Tuesday, June 18, 2013

Statues of the Virgin Mary Weep Blood, Why Should Others Not Likewise Menstruate

Statues of the Virgin Mary Weep Blood, Why Should Others Not Likewise Menstruate
- or -
A high-minded orchard is an awful place to fall.

I've been licking statues. I've been licking statues, kissing them. Some erode beneath the glaze of my vitriolic tongue, their carved aquiline features caving inward, cancerous and leprous and accompanied by fate's cruel chuckle, it delights in their delayed rot, the quiet sobs of sculptors long dead. Some turn away, suddenly aware and very sure that it is not my crawling ape tongue and impatient ape fingers for which they have silently borne the centuries' weight. But some glow and delight, groan and crack and press into my embrace, stone lips separate and moisten in solemn and immediate defiance of their nature, and their fingers spread the folds of ancient stone robes and into which I settle, bashful at the unsung warmth of marble, a skeletal peace observed only by the morbid gardener for whom my insistence was only a passing curiousity and my death so deserved and welcomed as a respite;
"That asshole would he just would, rotted between carved thighs - in death he skewers and is skewered by hyperbole - with a pike he never knew to wield anyhow, and she too cold to reciprocate" [this is irony] "it is not pity I feel! It is not - he just would - "
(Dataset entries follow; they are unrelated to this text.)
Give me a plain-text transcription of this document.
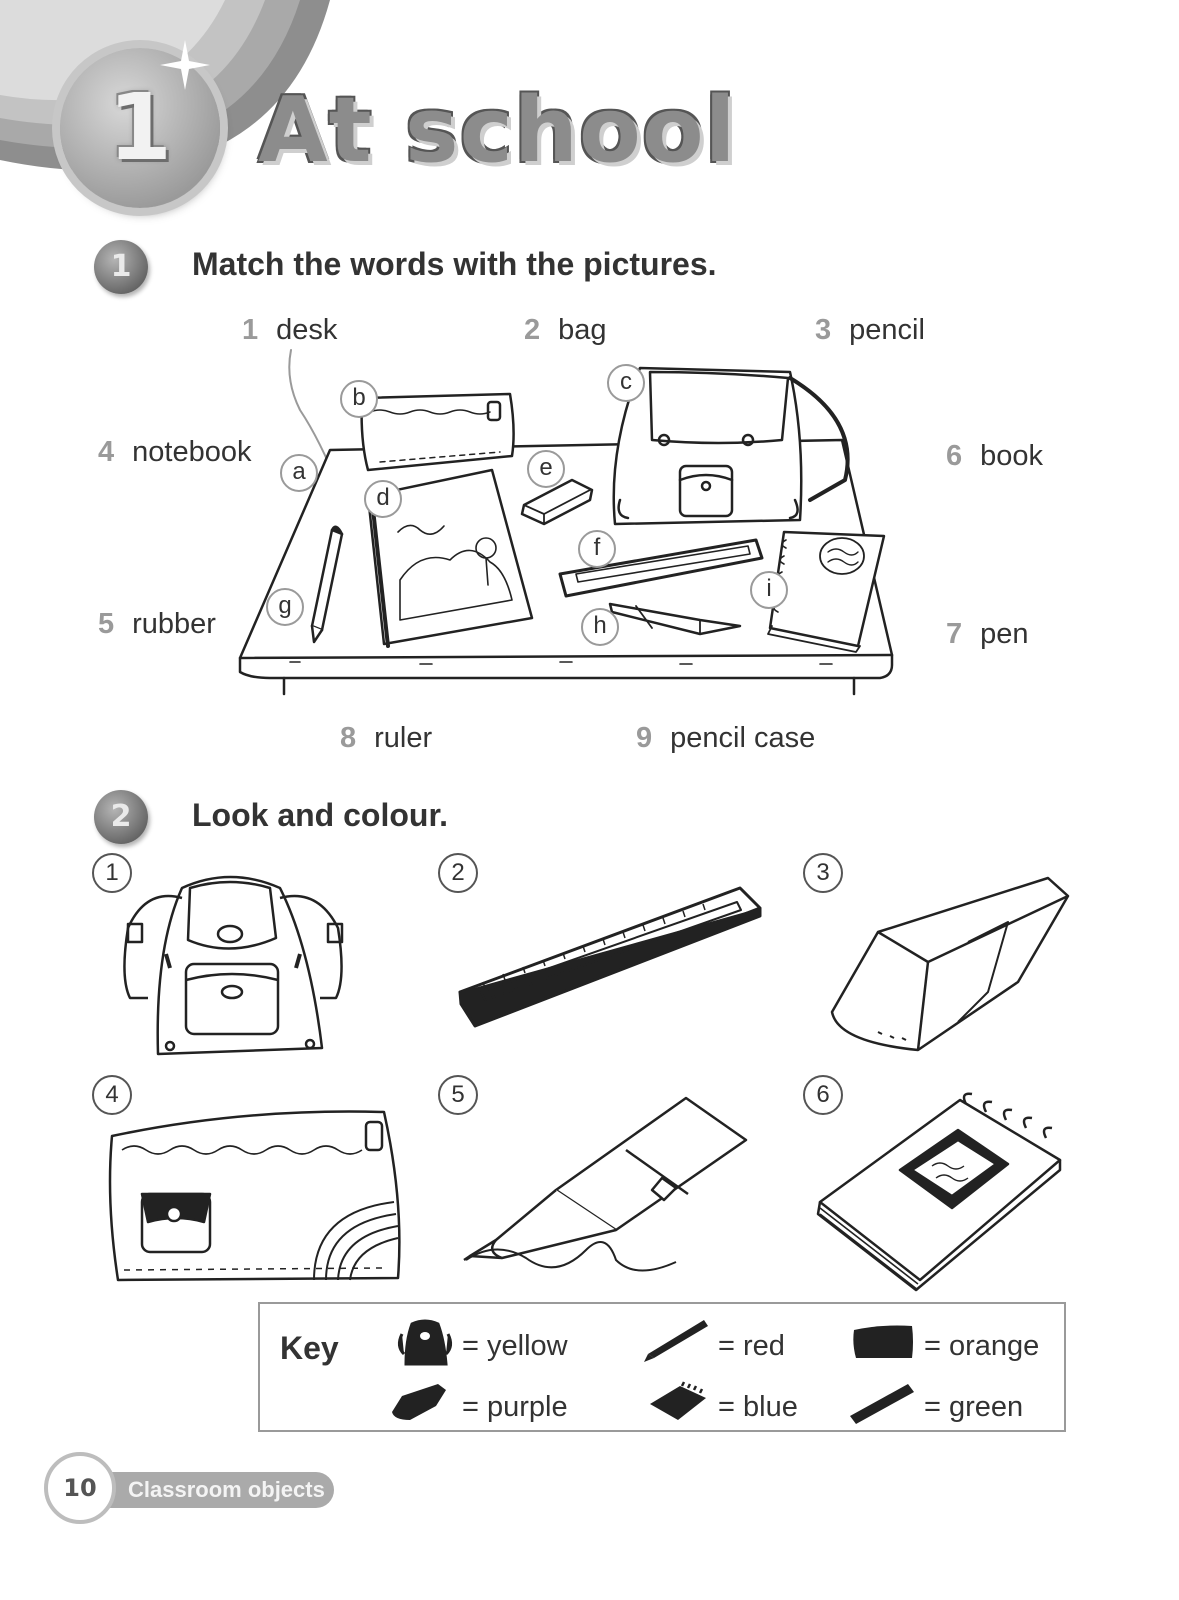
1 At school
1	Match the words with the pictures.
1 desk	2 bag	3 pencil
4 notebook
5 rubber
6 book
7 pen
8 ruler	9 pencil case
b
c
a
d
e
f
g
h
i
2	Look and colour.
1	2	3
4	5	6
Key	= yellow	= red	= orange
= purple	= blue	= green
10	Classroom objects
But the respite soon ends and I die and the statues slowly crumble and the gardener tends her spiral of flowerbeds where the blossoms refuse to fall nor do they ever burst from fertile buds but just dumbly Are.
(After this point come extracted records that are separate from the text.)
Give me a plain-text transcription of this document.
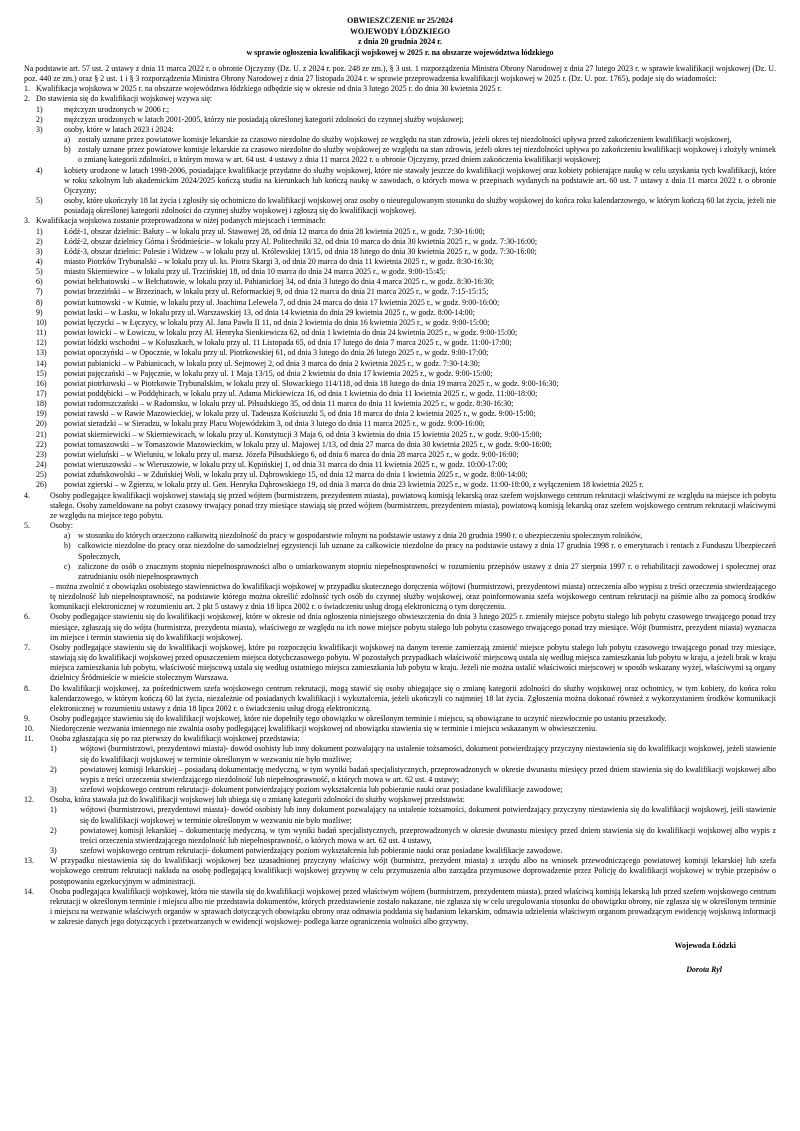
OBWIESZCZENIE nr 25/2024
WOJEWODY ŁÓDZKIEGO
z dnia 20 grudnia 2024 r.
w sprawie ogłoszenia kwalifikacji wojskowej w 2025 r. na obszarze województwa łódzkiego
Na podstawie art. 57 ust. 2 ustawy z dnia 11 marca 2022 r. o obronie Ojczyzny (Dz. U. z 2024 r. poz. 248 ze zm.), § 3 ust. 1 rozporządzenia Ministra Obrony Narodowej z dnia 27 lutego 2023 r. w sprawie kwalifikacji wojskowej (Dz. U. poz. 440 ze zm.) oraz § 2 ust. 1 i § 3 rozporządzenia Ministra Obrony Narodowej z dnia 27 listopada 2024 r. w sprawie przeprowadzenia kwalifikacji wojskowej w 2025 r. (Dz. U. poz. 1765), podaje się do wiadomości:
1.
Kwalifikacja wojskowa w 2025 r. na obszarze województwa łódzkiego odbędzie się w okresie od dnia 3 lutego 2025 r. do dnia 30 kwietnia 2025 r.
2.
Do stawienia się do kwalifikacji wojskowej wzywa się:
1)	mężczyzn urodzonych w 2006 r.;
2)	mężczyzn urodzonych w latach 2001-2005, którzy nie posiadają określonej kategorii zdolności do czynnej służby wojskowej;
3)	osoby, które w latach 2023 i 2024:
a) zostały uznane przez powiatowe komisje lekarskie za czasowo niezdolne do służby wojskowej ze względu na stan zdrowia, jeżeli okres tej niezdolności upływa przed zakończeniem kwalifikacji wojskowej,
b) zostały uznane przez powiatowe komisje lekarskie za czasowo niezdolne do służby wojskowej ze względu na stan zdrowia, jeżeli okres tej niezdolności upływa po zakończeniu kwalifikacji wojskowej i złożyły wniosek o zmianę kategorii zdolności, o którym mowa w art. 64 ust. 4 ustawy z dnia 11 marca 2022 r. o obronie Ojczyzny, przed dniem zakończenia kwalifikacji wojskowej;
4)	kobiety urodzone w latach 1998-2006, posiadające kwalifikacje przydatne do służby wojskowej, które nie stawały jeszcze do kwalifikacji wojskowej oraz kobiety pobierające naukę w celu uzyskania tych kwalifikacji, które w roku szkolnym lub akademickim 2024/2025 kończą studia na kierunkach lub kończą naukę w zawodach, o których mowa w przepisach wydanych na podstawie art. 60 ust. 7 ustawy z dnia 11 marca 2022 r. o obronie Ojczyzny;
5)	osoby, które ukończyły 18 lat życia i zgłosiły się ochotniczo do kwalifikacji wojskowej oraz osoby o nieuregulowanym stosunku do służby wojskowej do końca roku kalendarzowego, w którym kończą 60 lat życia, jeżeli nie posiadają określonej kategorii zdolności do czynnej służby wojskowej i zgłoszą się do kwalifikacji wojskowej.
3.
Kwalifikacja wojskowa zostanie przeprowadzona w niżej podanych miejscach i terminach:
1)	Łódź-1, obszar dzielnic: Bałuty – w lokalu przy ul. Stawowej 28, od dnia 12 marca do dnia 28 kwietnia 2025 r., w godz. 7:30-16:00;
2)	Łódź-2, obszar dzielnicy Górna i Śródmieście– w lokalu przy Al. Politechniki 32, od dnia 10 marca do dnia 30 kwietnia 2025 r., w godz. 7:30-16:00;
3)	Łódź-3, obszar dzielnic: Polesie i Widzew – w lokalu przy ul. Królewskiej 13/15, od dnia 18 lutego do dnia 30 kwietnia 2025 r., w godz. 7:30-16:00;
4)	miasto Piotrków Trybunalski – w lokalu przy ul. ks. Piotra Skargi 3, od dnia 20 marca do dnia 11 kwietnia 2025 r., w godz. 8:30-16:30;
5)	miasto Skierniewice – w lokalu przy ul. Trzcińskiej 18, od dnia 10 marca do dnia 24 marca 2025 r., w godz. 9:00-15:45;
6)	powiat bełchatowski – w Bełchatowie, w lokalu przy ul. Pabianickiej 34, od dnia 3 lutego do dnia 4 marca 2025 r., w godz. 8:30-16:30;
7)	powiat brzeziński – w Brzezinach, w lokalu przy ul. Reformackiej 9, od dnia 12 marca do dnia 21 marca 2025 r., w godz. 7:15-15:15;
8)	powiat kutnowski - w Kutnie, w lokalu przy ul. Joachima Lelewela 7, od dnia 24 marca do dnia 17 kwietnia 2025 r., w godz. 9:00-16:00;
9)	powiat łaski – w Łasku, w lokalu przy ul. Warszawskiej 13, od dnia 14 kwietnia do dnia 29 kwietnia 2025 r., w godz. 8:00-14:00;
10)	powiat łęczycki – w Łęczycy, w lokalu przy Al. Jana Pawła II 11, od dnia 2 kwietnia do dnia 16 kwietnia 2025 r., w godz. 9:00-15:00;
11)	powiat łowicki – w Łowiczu, w lokalu przy Al. Henryka Sienkiewicza 62, od dnia 1 kwietnia do dnia 24 kwietnia 2025 r., w godz. 9:00-15:00;
12)	powiat łódzki wschodni – w Koluszkach, w lokalu przy ul. 11 Listopada 65, od dnia 17 lutego do dnia 7 marca 2025 r., w godz. 11:00-17:00;
13)	powiat opoczyński – w Opocznie, w lokalu przy ul. Piotrkowskiej 61, od dnia 3 lutego do dnia 26 lutego 2025 r., w godz. 9:00-17:00;
14)	powiat pabianicki – w Pabianicach, w lokalu przy ul. Sejmowej 2, od dnia 3 marca do dnia 2 kwietnia 2025 r., w godz. 7:30-14:30;
15)	powiat pajęczański – w Pajęcznie, w lokalu przy ul. 1 Maja 13/15, od dnia 2 kwietnia do dnia 17 kwietnia 2025 r., w godz. 9:00-15:00;
16)	powiat piotrkowski – w Piotrkowie Trybunalskim, w lokalu przy ul. Słowackiego 114/118, od dnia 18 lutego do dnia 19 marca 2025 r., w godz. 9:00-16:30;
17)	powiat poddębicki – w Poddębicach, w lokalu przy ul. Adama Mickiewicza 16, od dnia 1 kwietnia do dnia 11 kwietnia 2025 r., w godz. 11:00-18:00;
18)	powiat radomszczański – w Radomsku, w lokalu przy ul. Piłsudskiego 35, od dnia 11 marca do dnia 11 kwietnia 2025 r., w godz. 8:30-16:30;
19)	powiat rawski – w Rawie Mazowieckiej, w lokalu przy ul. Tadeusza Kościuszki 5, od dnia 18 marca do dnia 2 kwietnia 2025 r., w godz. 9:00-15:00;
20)	powiat sieradzki – w Sieradzu, w lokalu przy Placu Wojewódzkim 3, od dnia 3 lutego do dnia 11 marca 2025 r., w godz. 9:00-16:00;
21)	powiat skierniewicki – w Skierniewicach, w lokalu przy ul. Konstytucji 3 Maja 6, od dnia 3 kwietnia do dnia 15 kwietnia 2025 r., w godz. 9:00-15:00;
22)	powiat tomaszowski – w Tomaszowie Mazowieckim, w lokalu przy ul. Majowej 1/13, od dnia 27 marca do dnia 30 kwietnia 2025 r., w godz. 9:00-16:00;
23)	powiat wieluński – w Wieluniu, w lokalu przy ul. marsz. Józefa Piłsudskiego 6, od dnia 6 marca do dnia 28 marca 2025 r., w godz. 9:00-16:00;
24)	powiat wieruszowski – w Wieruszowie, w lokalu przy ul. Kępińskiej 1, od dnia 31 marca do dnia 11 kwietnia 2025 r., w godz. 10:00-17:00;
25)	powiat zduńskowolski – w Zduńskiej Woli, w lokalu przy ul. Dąbrowskiego 15, od dnia 12 marca do dnia 1 kwietnia 2025 r., w godz. 8:00-14:00;
26)	powiat zgierski – w Zgierzu, w lokalu przy ul. Gen. Henryka Dąbrowskiego 19, od dnia 3 marca do dnia 23 kwietnia 2025 r., w godz. 11:00-18:00, z wyłączeniem 18 kwietnia 2025 r.
4.	Osoby podlegające kwalifikacji wojskowej stawiają się przed wójtem (burmistrzem, prezydentem miasta), powiatową komisją lekarską oraz szefem wojskowego centrum rekrutacji właściwymi ze względu na miejsce ich pobytu stałego. Osoby zameldowane na pobyt czasowy trwający ponad trzy miesiące stawiają się przed wójtem (burmistrzem, prezydentem miasta), powiatową komisją lekarską oraz szefem wojskowego centrum rekrutacji właściwymi ze względu na miejsce tego pobytu.
5.	Osoby:
a) w stosunku do których orzeczono całkowitą niezdolność do pracy w gospodarstwie rolnym na podstawie ustawy z dnia 20 grudnia 1990 r. o ubezpieczeniu społecznym rolników,
b) całkowicie niezdolne do pracy oraz niezdolne do samodzielnej egzystencji lub uznane za całkowicie niezdolne do pracy na podstawie ustawy z dnia 17 grudnia 1998 r. o emeryturach i rentach z Funduszu Ubezpieczeń Społecznych,
c) zaliczone do osób o znacznym stopniu niepełnosprawności albo o umiarkowanym stopniu niepełnosprawności w rozumieniu przepisów ustawy z dnia 27 sierpnia 1997 r. o rehabilitacji zawodowej i społecznej oraz zatrudnianiu osób niepełnosprawnych
– można zwolnić z obowiązku osobistego stawiennictwa do kwalifikacji wojskowej w przypadku skutecznego doręczenia wójtowi (burmistrzowi, prezydentowi miasta) orzeczenia albo wypisu z treści orzeczenia stwierdzającego tę niezdolność lub niepełnosprawność, na podstawie którego można określić zdolność tych osób do czynnej służby wojskowej, oraz poinformowania szefa wojskowego centrum rekrutacji na piśmie albo za pomocą środków komunikacji elektronicznej w rozumieniu art. 2 pkt 5 ustawy z dnia 18 lipca 2002 r. o świadczeniu usług drogą elektroniczną o tym doręczeniu.
6.	Osoby podlegające stawieniu się do kwalifikacji wojskowej, które w okresie od dnia ogłoszenia niniejszego obwieszczenia do dnia 3 lutego 2025 r. zmieniły miejsce pobytu stałego lub pobytu czasowego trwającego ponad trzy miesiące, zgłaszają się do wójta (burmistrza, prezydenta miasta), właściwego ze względu na ich nowe miejsce pobytu stałego lub pobytu czasowego trwającego ponad trzy miesiące. Wójt (burmistrz, prezydent miasta) wyznacza im miejsce i termin stawienia się do kwalifikacji wojskowej.
7.	Osoby podlegające stawieniu się do kwalifikacji wojskowej, które po rozpoczęciu kwalifikacji wojskowej na danym terenie zamierzają zmienić miejsce pobytu stałego lub pobytu czasowego trwającego ponad trzy miesiące, stawiają się do kwalifikacji wojskowej przed opuszczeniem miejsca dotychczasowego pobytu. W pozostałych przypadkach właściwość miejscową ustala się według miejsca zamieszkania lub pobytu w kraju, a jeżeli brak w kraju miejsca zamieszkania lub pobytu, właściwość miejscową ustala się według ostatniego miejsca zamieszkania lub pobytu w kraju. Jeżeli nie można ustalić właściwości miejscowej w sposób wskazany wyżej, właściwymi są organy dzielnicy Śródmieście w mieście stołecznym Warszawa.
8.	Do kwalifikacji wojskowej, za pośrednictwem szefa wojskowego centrum rekrutacji, mogą stawić się osoby ubiegające się o zmianę kategorii zdolności do służby wojskowej oraz ochotnicy, w tym kobiety, do końca roku kalendarzowego, w którym kończą 60 lat życia, niezależnie od posiadanych kwalifikacji i wykształcenia, jeżeli ukończyli co najmniej 18 lat życia. Zgłoszenia można dokonać również z wykorzystaniem środków komunikacji elektronicznej w rozumieniu ustawy z dnia 18 lipca 2002 r. o świadczeniu usług drogą elektroniczną.
9.	Osoby podlegające stawieniu się do kwalifikacji wojskowej, które nie dopełniły tego obowiązku w określonym terminie i miejscu, są obowiązane to uczynić niezwłocznie po ustaniu przeszkody.
10.	Niedoręczenie wezwania imiennego nie zwalnia osoby podlegającej kwalifikacji wojskowej od obowiązku stawienia się w terminie i miejscu wskazanym w obwieszczeniu.
11.	Osoba zgłaszająca się po raz pierwszy do kwalifikacji wojskowej przedstawia:
1)	wójtowi (burmistrzowi, prezydentowi miasta)- dowód osobisty lub inny dokument pozwalający na ustalenie tożsamości, dokument potwierdzający przyczyny niestawienia się do kwalifikacji wojskowej, jeżeli stawienie się do kwalifikacji wojskowej w terminie określonym w wezwaniu nie było możliwe;
2)	powiatowej komisji lekarskiej – posiadaną dokumentację medyczną, w tym wyniki badań specjalistycznych, przeprowadzonych w okresie dwunastu miesięcy przed dniem stawienia się do kwalifikacji wojskowej albo wypis z treści orzeczenia stwierdzającego niezdolność lub niepełnosprawność, o których mowa w art. 62 ust. 4 ustawy;
3)	szefowi wojskowego centrum rekrutacji- dokument potwierdzający poziom wykształcenia lub pobieranie nauki oraz posiadane kwalifikacje zawodowe;
12.	Osoba, która stawała już do kwalifikacji wojskowej lub ubiega się o zmianę kategorii zdolności do służby wojskowej przedstawia:
1)	wójtowi (burmistrzowi, prezydentowi miasta)- dowód osobisty lub inny dokument pozwalający na ustalenie tożsamości, dokument potwierdzający przyczyny niestawienia się do kwalifikacji wojskowej, jeśli stawienie się do kwalifikacji wojskowej w terminie określonym w wezwaniu nie było możliwe;
2)	powiatowej komisji lekarskiej – dokumentację medyczną, w tym wyniki badań specjalistycznych, przeprowadzonych w okresie dwunastu miesięcy przed dniem stawienia się do kwalifikacji wojskowej albo wypis z treści orzeczenia stwierdzającego niezdolność lub niepełnosprawność, o których mowa w art. 62 ust. 4 ustawy,
3)	szefowi wojskowego centrum rekrutacji- dokument potwierdzający poziom wykształcenia lub pobieranie nauki oraz posiadane kwalifikacje zawodowe.
13.	W przypadku niestawienia się do kwalifikacji wojskowej bez uzasadnionej przyczyny właściwy wójt (burmistrz, prezydent miasta) z urzędu albo na wniosek przewodniczącego powiatowej komisji lekarskiej lub szefa wojskowego centrum rekrutacji nakłada na osobę podlegającą kwalifikacji wojskowej grzywnę w celu przymuszenia albo zarządza przymusowe doprowadzenie przez Policję do kwalifikacji wojskowej w trybie przepisów o postępowaniu egzekucyjnym w administracji.
14.	Osoba podlegająca kwalifikacji wojskowej, która nie stawiła się do kwalifikacji wojskowej przed właściwym wójtem (burmistrzem, prezydentem miasta), przed właściwą komisją lekarską lub przed szefem wojskowego centrum rekrutacji w określonym terminie i miejscu albo nie przedstawia dokumentów, których przedstawienie zostało nakazane, nie zgłasza się w celu uregulowania stosunku do obowiązku obrony, nie zgłasza się w określonym terminie i miejscu na wezwanie właściwych organów w sprawach dotyczących obowiązku obrony oraz odmawia poddania się badaniom lekarskim, odmawia udzielenia właściwym organom prowadzącym ewidencję wojskową informacji w zakresie danych jego dotyczących i przetwarzanych w ewidencji wojskowej- podlega karze ograniczenia wolności albo grzywny.
Wojewoda Łódzki
Dorota Ryl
At the foot of the statue there is magic in the dust of my sperm, and a bird perched upon the marble nipple shits a seed stolen from the orchard's fallen fruit, which the magic catches and sighs gently into dark soil, and something will unfurl, unnoticed by the sterile eye of our morbid gardener, and will bud in spring and cause madness amongst the mindless flowers as surely as the bees take to the ley lines with their dusted gifts.